Diarrhea, vomiting and stomach pain should be considered official symptoms of Covid-19 in children, scientists say.
The symptoms, which are not among the three listed by the NHS, have also been shown to be relatively common in adults.
Officials, however, said they were too vague and the system would be overwhelmed with worried people if everyone with an upset stomach thought they had Covid-19.
Scientists in Northern Ireland say signs related to the gut are so strongly linked to disease in children that they should be taken into account.
But coughing – one of the main symptoms in adults who become seriously ill – was not a reliable indicator of whether or not a child has coronavirus, they said.
The ability to detect children with coronavirus increased from 76% to 97% when stomach and bowel pain were included in official NHS symptoms, researchers found (stock image)
“NO HEALTHY CHILDREN HAVE DIE FROM COVID-19 IN BRITTANY”
Healthy children do not die from the coronavirus and only those who were seriously ill before contracting the disease are at risk, a large government-funded study has confirmed.
No healthy child has died from the virus yet in the UK, researchers said.
Six children died but all had other serious health problems such as cancer or cerebral palsy when they were struck down by Covid-19.
Research has found that the risk to children is “surprisingly low”, only a tiny fraction of them end up in hospital, and deaths are “exceptionally rare”.
Six children under 15 have died from the coronavirus in England and Wales since the start of the pandemic, along with nine young people aged 15 to 19. That compares to 52,082 victims in all other age groups through August 14, according to the Bureau of National Statistics.
Scientists led by the University of Liverpool found that 1% of hospitalized children died, compared to a significantly higher 27% of adults. This means that while one in four adults who ended up in hospital with Covid-19 died from it, only one in 100 children did.
The research, published in the prestigious British Medical Journal, comes amid a heated debate over whether children in England should go back to school in September, with critics claiming there is not enough proof that they will be safe.
Parents need to be reassured that their children will not be put at risk by returning to school, said the scientists who conducted the study.
Professor Calum Semple, an expert in epidemic medicine and child health at the University of Liverpool who led the study, said: “Serious illnesses are rare and death is extremely rare.
“They need to be convinced that their children will not be directly harmed by going back to school and we know they are harmed by being kept away from school due to lack of educational opportunities, and that affects mental health. ‘
Dr Tom Waterfield of Queen’s University Belfast told the BBC: ‘We find that diarrhea and vomiting is a symptom reported by some children and I think adding it to the list of known symptoms is worth it. to be considered. “
Dr Waterfield and his colleagues studied 992 children, 68 of whom had coronavirus. They were on average 10 years old.
Counting gastrointestinal symptoms – those affecting the stomach and intestines – would have dramatically improved the number of children who can be diagnosed.

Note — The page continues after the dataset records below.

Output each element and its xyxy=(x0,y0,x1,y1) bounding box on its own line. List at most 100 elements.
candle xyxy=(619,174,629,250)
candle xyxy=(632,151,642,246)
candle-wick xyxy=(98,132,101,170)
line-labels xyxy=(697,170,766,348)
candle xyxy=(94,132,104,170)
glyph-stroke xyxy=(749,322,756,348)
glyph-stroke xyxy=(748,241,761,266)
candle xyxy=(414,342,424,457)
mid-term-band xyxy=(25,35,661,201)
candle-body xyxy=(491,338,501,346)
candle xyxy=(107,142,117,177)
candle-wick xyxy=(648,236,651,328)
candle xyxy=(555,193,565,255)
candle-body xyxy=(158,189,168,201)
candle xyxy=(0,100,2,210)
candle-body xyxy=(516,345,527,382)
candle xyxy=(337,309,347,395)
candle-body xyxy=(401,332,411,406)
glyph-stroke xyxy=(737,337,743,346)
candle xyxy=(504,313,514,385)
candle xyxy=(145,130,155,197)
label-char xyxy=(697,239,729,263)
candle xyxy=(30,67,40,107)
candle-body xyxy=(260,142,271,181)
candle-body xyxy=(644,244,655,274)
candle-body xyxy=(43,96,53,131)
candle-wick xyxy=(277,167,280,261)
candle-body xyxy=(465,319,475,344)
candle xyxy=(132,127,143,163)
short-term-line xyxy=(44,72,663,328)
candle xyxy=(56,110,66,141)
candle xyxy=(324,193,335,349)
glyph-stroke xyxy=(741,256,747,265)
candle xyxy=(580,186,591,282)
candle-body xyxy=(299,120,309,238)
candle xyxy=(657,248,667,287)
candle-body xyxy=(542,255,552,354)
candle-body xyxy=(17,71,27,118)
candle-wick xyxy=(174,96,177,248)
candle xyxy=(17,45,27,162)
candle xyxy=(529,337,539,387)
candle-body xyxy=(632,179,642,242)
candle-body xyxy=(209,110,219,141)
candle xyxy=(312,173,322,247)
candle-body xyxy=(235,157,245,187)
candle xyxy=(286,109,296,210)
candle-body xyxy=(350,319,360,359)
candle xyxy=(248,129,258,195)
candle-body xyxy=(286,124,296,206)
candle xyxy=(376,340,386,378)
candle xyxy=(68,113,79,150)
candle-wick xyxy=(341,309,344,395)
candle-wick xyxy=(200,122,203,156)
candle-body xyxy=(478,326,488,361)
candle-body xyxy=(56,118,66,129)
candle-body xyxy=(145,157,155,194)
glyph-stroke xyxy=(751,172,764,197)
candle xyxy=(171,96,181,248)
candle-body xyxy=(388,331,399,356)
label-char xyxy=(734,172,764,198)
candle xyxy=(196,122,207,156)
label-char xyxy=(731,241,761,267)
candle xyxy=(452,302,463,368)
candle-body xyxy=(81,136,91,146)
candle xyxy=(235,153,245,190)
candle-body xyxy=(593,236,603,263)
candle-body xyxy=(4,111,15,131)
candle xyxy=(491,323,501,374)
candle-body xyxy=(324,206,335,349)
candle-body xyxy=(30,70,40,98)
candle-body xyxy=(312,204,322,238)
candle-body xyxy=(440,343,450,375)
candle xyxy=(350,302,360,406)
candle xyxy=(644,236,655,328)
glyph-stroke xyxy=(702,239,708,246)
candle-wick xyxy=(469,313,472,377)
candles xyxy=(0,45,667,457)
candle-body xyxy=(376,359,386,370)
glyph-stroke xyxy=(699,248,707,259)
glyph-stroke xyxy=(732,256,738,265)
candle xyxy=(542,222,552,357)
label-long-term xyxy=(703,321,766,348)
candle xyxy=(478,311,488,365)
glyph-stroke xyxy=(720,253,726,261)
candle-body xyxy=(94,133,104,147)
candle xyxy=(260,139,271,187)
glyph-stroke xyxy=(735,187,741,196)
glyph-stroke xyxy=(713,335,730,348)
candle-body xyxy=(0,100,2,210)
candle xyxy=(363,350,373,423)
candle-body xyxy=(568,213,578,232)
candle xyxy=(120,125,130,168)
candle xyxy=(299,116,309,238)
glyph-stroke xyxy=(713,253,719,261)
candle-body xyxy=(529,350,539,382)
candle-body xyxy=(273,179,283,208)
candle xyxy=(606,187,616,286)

One of the key decisions that health officials must make when deciding what an official symptom is is how many people with that symptom will actually have the disease and how many will have something else.
They should also take into account that the majority of people with the disease – in this case Covid-19 – can be found without including the symptom.
Only 34 of the children with coronavirus in the study by the Northern Irish researchers had symptoms.
By examining children with fever, cough, and changes in smell or taste – the official symptoms of Covid-19 – scientists correctly identified 76% of children with coronavirus.
When they added the kids who had stomach issues, however, that figure jumped to 97% – 33 out of 34.
Since so many children did not have symptoms and many of those did not, experts said most of them would never be diagnosed.
Dr Waterfield and colleagues wrote: ‘This study shows that around half of children are asymptomatic when infected with SARS-CoV-2 and current screening strategies in the UK will not be able to diagnose the majority of pediatric infections.
Stomach and intestinal symptoms were reported in 13 of the children, compared to 21 who had a fever – fever was the most common sign.
By comparison, only six children lost their sense of smell or taste, which is listed as an official symptom by the NHS.
The British health service has been criticized for having too narrow a definition of the virus.
In America, the Centers for Disease Control and Prevention (CDC) lists 11 symptoms and someone with any of them can get tested.
Official policy in Britain is that, among members of the public, only those with one of the three main symptoms should be tested.
The Queen’s University team posted their work on the pre-printed medRxiv website without review by other scientists.